Segundo informa a nota, o despiste foi feito após análises realizadas no Instituto Nacional de Saúde Dr. Ricardo Jorge, através de duas amostras biológicas.

O paciente em questão chegou este sábado da China, "esteve em Wuhan nos últimos dias", cidade onde teve origem o surto da pneumonia viral, e estava "sob observação no Hospital Curry Cabral", em Lisboa, informou a DGS.

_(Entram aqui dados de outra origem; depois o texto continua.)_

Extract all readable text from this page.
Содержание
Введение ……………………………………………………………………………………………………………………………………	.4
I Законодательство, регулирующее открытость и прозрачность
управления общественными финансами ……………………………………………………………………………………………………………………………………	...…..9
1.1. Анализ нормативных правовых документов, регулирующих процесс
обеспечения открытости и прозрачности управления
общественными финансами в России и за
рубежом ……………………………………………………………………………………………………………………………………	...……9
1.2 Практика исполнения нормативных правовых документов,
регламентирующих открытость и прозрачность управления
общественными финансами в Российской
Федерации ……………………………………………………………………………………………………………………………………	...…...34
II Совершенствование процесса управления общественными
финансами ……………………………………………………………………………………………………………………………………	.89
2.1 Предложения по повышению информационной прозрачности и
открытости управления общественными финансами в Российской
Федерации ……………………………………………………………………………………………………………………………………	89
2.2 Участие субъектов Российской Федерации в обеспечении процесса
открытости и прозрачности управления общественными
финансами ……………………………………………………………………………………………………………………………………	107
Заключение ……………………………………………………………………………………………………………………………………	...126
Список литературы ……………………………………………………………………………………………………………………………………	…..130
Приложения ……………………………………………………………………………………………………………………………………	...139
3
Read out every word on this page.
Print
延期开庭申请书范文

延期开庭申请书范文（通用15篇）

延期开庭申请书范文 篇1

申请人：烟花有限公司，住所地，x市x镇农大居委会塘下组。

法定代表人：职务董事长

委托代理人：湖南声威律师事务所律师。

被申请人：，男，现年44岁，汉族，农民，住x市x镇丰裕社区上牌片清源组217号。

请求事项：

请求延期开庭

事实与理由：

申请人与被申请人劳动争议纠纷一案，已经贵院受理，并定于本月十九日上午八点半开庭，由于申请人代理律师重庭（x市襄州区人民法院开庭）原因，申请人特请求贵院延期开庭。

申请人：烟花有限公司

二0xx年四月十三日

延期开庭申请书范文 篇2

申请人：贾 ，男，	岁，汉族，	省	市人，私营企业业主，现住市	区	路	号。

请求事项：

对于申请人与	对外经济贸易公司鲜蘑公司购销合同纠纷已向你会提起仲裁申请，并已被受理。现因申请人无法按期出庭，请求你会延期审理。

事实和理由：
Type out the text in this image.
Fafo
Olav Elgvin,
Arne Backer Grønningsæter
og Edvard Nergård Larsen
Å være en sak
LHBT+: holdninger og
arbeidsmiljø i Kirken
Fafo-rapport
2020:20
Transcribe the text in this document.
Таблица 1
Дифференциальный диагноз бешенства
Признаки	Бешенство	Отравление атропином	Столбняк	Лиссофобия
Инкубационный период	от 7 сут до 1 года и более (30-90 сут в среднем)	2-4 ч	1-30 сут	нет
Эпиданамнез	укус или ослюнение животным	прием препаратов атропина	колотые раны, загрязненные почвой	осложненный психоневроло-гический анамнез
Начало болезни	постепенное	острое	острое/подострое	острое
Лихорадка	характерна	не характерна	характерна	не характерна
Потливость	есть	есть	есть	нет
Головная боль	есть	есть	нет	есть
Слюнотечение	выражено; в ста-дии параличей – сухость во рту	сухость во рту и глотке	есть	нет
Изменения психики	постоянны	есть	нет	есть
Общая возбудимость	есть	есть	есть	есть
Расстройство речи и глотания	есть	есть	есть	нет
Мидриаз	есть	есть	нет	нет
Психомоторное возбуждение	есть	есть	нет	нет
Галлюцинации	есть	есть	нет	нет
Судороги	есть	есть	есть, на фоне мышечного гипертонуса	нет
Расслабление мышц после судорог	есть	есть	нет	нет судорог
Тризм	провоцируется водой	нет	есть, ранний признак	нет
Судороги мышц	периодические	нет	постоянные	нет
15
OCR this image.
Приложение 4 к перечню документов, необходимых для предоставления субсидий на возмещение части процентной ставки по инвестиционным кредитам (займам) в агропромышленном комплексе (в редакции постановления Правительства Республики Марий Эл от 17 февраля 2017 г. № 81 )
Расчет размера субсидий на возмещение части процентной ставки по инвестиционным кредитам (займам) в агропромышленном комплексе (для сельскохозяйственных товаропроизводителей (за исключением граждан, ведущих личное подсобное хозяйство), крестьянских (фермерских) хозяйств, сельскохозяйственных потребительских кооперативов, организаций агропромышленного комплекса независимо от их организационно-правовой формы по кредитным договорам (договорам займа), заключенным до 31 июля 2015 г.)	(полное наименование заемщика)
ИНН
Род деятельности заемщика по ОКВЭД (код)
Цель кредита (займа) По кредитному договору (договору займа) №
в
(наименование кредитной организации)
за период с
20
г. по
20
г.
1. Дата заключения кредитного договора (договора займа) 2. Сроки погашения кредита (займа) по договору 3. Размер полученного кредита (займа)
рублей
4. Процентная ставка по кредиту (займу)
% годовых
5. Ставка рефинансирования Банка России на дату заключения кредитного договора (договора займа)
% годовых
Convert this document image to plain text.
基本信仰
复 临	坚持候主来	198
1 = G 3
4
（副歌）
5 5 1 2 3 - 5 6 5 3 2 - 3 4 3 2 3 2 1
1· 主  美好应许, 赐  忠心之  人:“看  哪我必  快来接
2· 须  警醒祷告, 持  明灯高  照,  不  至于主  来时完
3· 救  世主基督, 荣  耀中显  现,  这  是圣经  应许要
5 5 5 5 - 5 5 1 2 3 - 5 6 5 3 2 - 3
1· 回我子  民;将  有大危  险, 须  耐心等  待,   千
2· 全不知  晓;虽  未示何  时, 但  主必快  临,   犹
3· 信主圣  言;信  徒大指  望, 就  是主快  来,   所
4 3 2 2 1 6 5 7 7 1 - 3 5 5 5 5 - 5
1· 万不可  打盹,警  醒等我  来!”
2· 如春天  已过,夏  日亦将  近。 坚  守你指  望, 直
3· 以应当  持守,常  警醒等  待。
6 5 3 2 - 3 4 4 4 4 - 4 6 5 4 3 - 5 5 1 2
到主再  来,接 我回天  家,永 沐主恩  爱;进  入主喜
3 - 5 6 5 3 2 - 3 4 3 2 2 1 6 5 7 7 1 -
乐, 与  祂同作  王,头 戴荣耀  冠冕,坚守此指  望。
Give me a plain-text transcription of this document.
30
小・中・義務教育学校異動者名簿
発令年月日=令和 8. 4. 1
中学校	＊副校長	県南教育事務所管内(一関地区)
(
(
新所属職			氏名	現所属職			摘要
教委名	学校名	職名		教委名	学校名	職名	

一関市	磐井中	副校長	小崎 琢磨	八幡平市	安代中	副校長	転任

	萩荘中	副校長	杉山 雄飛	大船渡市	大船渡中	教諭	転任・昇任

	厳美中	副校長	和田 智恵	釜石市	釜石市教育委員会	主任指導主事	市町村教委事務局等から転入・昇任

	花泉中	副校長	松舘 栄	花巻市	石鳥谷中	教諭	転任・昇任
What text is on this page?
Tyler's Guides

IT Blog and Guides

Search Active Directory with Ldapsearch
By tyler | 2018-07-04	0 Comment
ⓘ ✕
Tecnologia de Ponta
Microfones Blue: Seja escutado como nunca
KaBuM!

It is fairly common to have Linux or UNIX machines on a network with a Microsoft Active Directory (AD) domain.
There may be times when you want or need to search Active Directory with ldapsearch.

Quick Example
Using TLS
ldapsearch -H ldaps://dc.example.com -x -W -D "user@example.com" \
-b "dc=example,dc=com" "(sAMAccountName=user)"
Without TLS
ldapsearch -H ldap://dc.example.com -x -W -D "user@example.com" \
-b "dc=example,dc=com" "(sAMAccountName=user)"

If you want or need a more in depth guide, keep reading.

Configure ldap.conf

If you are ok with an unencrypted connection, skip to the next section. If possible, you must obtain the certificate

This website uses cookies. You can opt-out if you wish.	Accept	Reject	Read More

A DGS mantém-se atenta e a acompanhar a situação, em articulação permanente com instituições/organizações nacionais e internacionais para adoção de medidas a nível nacional e em consonância com as recomendações que forem sendo emitidas [pela Organização Mundial de Saúde e pelo Centro Europeu de Controlo de Doenças", segundo o comunicado divulgado.

A TVI sabe que se trata de um homem com idade entre os 25 e os 35 anos, estrangeiro mas não de nacionalidade chinesa, e que reside em Portugal.

Os primeiros casos do vírus “2019 – nCoV” apareceram em meados de dezembro na cidade chinesa de Wuhan, capital e maior cidade da província de Hubei, no centro da China, quando começaram a chegar aos hospitais pessoas com uma pneumonia viral.

Os sintomas destes coronavírus são mais intensos do que uma gripe e incluem febre, dor, mal-estar geral e dificuldades respiratórias, incluindo falta de ar.

O vírus já matou 56 pessoas na China e infetou mais de 1.300 em vários países.

Além do território chinês, foram confirmados casos em Macau, Tailândia, Taiwan, Hong Kong, Coreia do Sul, Japão, Estados Unidos, Malásia, França e Austrália.

Ao longo dos últimos dias, as autoridades chinesas proibiram as entradas e saídas de Wuhan e várias cidades na região, afetando mais de 50 milhões de pessoas, e decretaram que apenas veículos de emergência podem circular na cidade onde teve origem o surto.

Também em Wuhan começou a ser construído um novo hospital, com capacidade para 1.300 pacientes, que estará concluído em duas semanas, e foi anunciado o envio de equipas de médicos militares especialistas para a província de Hubei.